Um quadro de gesso com cinco fotos dos meus três anos de idade; velhas fotos 3x4.
A garrafa térmica para o sagrado café.
Um pequeno gaveteiro/mesa de cabeceira e o eterno cinzeiro.



O cesto de lixo. O lixo (meu e de outros), onde vejo pedaços de vida rumando de volta ao caos...
Um mancebo com bonés e cabides pendurados.
Documentos finalmente regularizados. Um cartão de biblioteca.
Nenhum dinheiro.
Algumas bolsas de viagem e nenhum lugar para ir.
Duas lâmpadas de cabeceira.
Um jogo de xadrez, com peças faltando.
Uma caixa de ferramentas usadas.
Um baralho de tarô da O. T. O., um jogo de runas em pedras de hematita, livro de I Ching (varetas de mil-folhas por providenciar).
Um anônimo crânio humano sem dentes.
Um aparelho móvel de correção dentária (arcada superior). O da arcada inferior, aparentemente engolido.
As agulhas usadas nas minhas tatuagens. Destas, de cinco planejadas, três ainda por fazer.
Escalas, esquadros, compasso, transferidor, régua de cálculo.
Anéis, correntes, brincos. Quatro pares de óculos escuros quebrados.
Fechadura elétrica e montes de chaves. Barbeador elétrico. Escovas de dente comuns (três).
Caixas de sapatos com cartas, recortes, cartões postais e de boas festas, anotações e objetos diversos.
Dois relógios de pulso, vício abandonado há anos. Um rádio relógio, para emergências.
Uma cadeira antiga (anos 50).
Um violão. Uma guitarra e um contrabaixo elétricos desmontados; uma flauta doce e uma gaita de boca.
Vários pares de tênis, em diversos graus de uso, doados.
O pó e as teias de aranha que me acompanham para onde quer que eu me mude.



Um quarto em casa de mãe.
Lembranças. Sempre presentes, sempre fugidias.
Sonhos para sempre sonhos. Nenhum objetivo definido.
Fobias, vícios e compulsões, acumulados e descartados como guardanapos de papel com telefones anotados.
O aqui e agora amorfo e morno, porém satisfatório.
Uma lista longa demais, quem precisa disso tudo?!
“No future...”

Je ne regrette rien!

16 de mai. de 2007

Tinha tantas coisas a dizer...

... e não sei como!

14 de mai. de 2007

Querido diário

Foram dezoito (!) postagens, em pouco menos de um mês (!!); algumas mais felizes, a maioria um tanto inócua e algumas delas decididamente vergonhosas. Um período interessante: minha primeira experiência publicando..., bem, isso tudo que tenho sentido/pensado/observado. Por puro entretenimento, já que nada de melhor tinha a fazer, e esperando entreter quem me lesse também.

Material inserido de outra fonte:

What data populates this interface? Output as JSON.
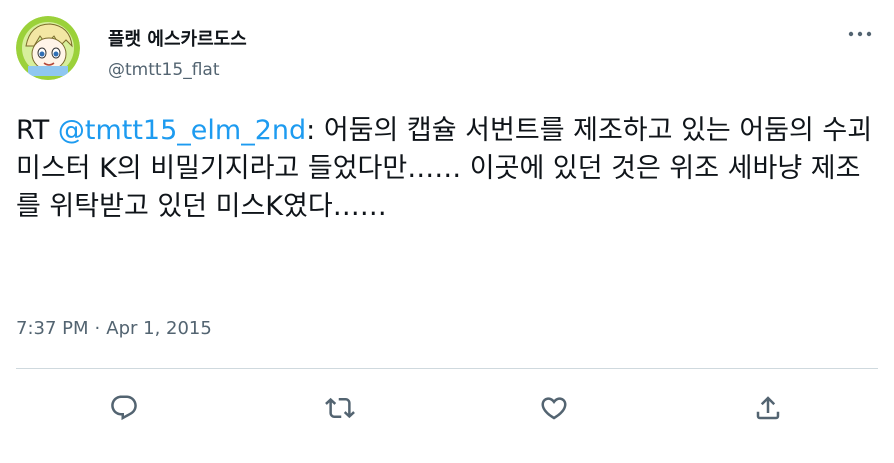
{
  "author": {
    "display_name": "플랫 에스카르도스",
    "handle": "@tmtt15_flat",
    "avatar_icon": "anime-character-avatar"
  },
  "tweet": {
    "prefix": "RT ",
    "mention": "@tmtt15_elm_2nd",
    "body": ": 어둠의 캡슐 서번트를 제조하고 있는 어둠의 수괴 미스터 K의 비밀기지라고 들었다만…… 이곳에 있던 것은 위조 세바냥 제조를 위탁받고 있던 미스K였다……"
  },
  "meta": {
    "time": "7:37 PM",
    "separator": "·",
    "date": "Apr 1, 2015"
  },
  "actions": {
    "reply_icon": "reply-icon",
    "retweet_icon": "retweet-icon",
    "like_icon": "heart-icon",
    "share_icon": "share-icon"
  },
  "colors": {
    "accent": "#1d9bf0",
    "secondary_text": "#536471",
    "primary_text": "#0f1419",
    "divider": "#cfd9de"
  }
}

Agora, surge uma oportunidade de trabalho e, com ela, possibilidades de sacudir o marasmo em que me encontro, evidente no que eu escrevo. O que implica atualizar este diário menos freqüentemente; confio que a mudança seja benéfica não só para mim, como para os leitores: mudança de ares, diversidade de temas e de tratamento de temas, um pouco mais de vida neste empoeirado caderno de notas, enfim.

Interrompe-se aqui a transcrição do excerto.